Not the end of the wheel age
WHEN IT’S DARK, it’s very dark. And when the light comes back on it’s very bright. That in a nutshell is how investors feel about monocultural businesses. Examples are a gold mine that only produces gold and is totally dependent on others for the price and demand for its product.
Combined Motor Holdings (CMH) is also one. Or at least it’s wrongly rated as one by investors. It primarily buys and sells cars. When the demand for new cars collapsed 18 months ago CMH’s profit and share price fell equally sharply. No, actually much more sharply, because it derived from a single occurrence.
For the decade to June 2007 things went well with CMH. Very well, and here at we regularly praised the quality of the share. Then vehicle sales began falling. The mood also collapsed. General Motors went bust. Investors and consumers started thinking that, like the Stone Age, it was the end of the car age or the wheel age.
CMH’s wheels also came off. Its profit nearly evaporated and the proud company with a proud 10-year record of increases had to skip its dividend. Its price fell from far above 2 000c to less than 400c/share by year-end 2008.
But all of us who have to struggle our way through the traffic every day know it’s not the end of the wheel age. In Gauteng we already have new registration plates starting with X, Y and now even Z.

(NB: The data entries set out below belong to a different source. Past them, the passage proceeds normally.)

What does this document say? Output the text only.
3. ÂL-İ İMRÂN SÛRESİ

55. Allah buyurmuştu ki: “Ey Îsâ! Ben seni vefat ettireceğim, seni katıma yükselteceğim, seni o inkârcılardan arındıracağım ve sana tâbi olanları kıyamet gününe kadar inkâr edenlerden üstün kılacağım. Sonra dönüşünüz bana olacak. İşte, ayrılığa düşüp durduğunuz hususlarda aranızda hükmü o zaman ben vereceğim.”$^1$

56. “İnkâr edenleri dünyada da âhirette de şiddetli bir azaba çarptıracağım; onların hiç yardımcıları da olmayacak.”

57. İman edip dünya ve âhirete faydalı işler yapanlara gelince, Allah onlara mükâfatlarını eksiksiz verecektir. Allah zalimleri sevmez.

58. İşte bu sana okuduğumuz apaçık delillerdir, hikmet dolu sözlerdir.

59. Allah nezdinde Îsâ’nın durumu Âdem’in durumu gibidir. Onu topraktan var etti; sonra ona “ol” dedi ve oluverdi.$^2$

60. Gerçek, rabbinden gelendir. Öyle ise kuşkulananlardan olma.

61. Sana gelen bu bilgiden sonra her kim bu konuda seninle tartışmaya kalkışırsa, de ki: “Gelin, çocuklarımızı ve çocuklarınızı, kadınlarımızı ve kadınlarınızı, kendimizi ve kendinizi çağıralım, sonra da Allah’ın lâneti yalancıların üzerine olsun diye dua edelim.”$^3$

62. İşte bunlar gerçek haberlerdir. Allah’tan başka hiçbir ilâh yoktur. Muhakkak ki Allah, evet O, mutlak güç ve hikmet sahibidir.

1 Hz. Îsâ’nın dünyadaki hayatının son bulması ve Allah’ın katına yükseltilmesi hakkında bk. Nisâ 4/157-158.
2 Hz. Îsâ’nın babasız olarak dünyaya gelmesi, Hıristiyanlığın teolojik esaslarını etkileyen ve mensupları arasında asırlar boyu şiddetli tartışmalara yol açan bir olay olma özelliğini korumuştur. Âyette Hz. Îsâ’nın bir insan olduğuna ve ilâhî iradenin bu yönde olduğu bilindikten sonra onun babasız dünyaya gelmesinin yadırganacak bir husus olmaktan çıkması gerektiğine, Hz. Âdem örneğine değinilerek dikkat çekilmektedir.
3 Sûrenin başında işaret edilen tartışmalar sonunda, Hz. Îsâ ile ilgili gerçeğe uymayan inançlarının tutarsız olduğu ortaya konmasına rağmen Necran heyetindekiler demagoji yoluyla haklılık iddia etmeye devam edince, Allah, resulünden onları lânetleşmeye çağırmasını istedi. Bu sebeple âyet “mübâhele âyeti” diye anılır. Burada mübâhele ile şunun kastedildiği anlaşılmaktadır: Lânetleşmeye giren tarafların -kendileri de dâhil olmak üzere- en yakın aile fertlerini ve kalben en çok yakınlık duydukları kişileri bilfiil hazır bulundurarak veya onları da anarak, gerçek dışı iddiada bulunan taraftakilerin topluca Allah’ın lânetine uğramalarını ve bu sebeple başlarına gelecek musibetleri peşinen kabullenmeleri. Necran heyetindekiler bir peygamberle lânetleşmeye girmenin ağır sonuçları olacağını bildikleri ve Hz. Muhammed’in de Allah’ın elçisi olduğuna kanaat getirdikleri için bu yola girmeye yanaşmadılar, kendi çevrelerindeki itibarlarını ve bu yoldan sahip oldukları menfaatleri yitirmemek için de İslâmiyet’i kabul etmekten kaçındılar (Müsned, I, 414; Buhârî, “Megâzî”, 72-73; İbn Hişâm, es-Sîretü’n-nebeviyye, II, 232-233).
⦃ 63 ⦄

Last week CMH announced its financial figures for the year to 28 February 2010. Operating profit was up by 133% to R108m. Earnings were up by 212% to 76c/share. Cash in the bank is R255m. It now certainly no longer looks like the company investors thought at end-2008 was on the edge of bankruptcy.
Investing in the shares of a monocultural company such as CMH is difficult. Not everyone gets it right. You must at least know that W, X, Y and Z are successive letters of the alphabet and if one follows the other quickly then dealers are selling more new cars. Meanwhile, CMH’s price has climbed from below 400c to 1100c/share and even at that price it looks cheap.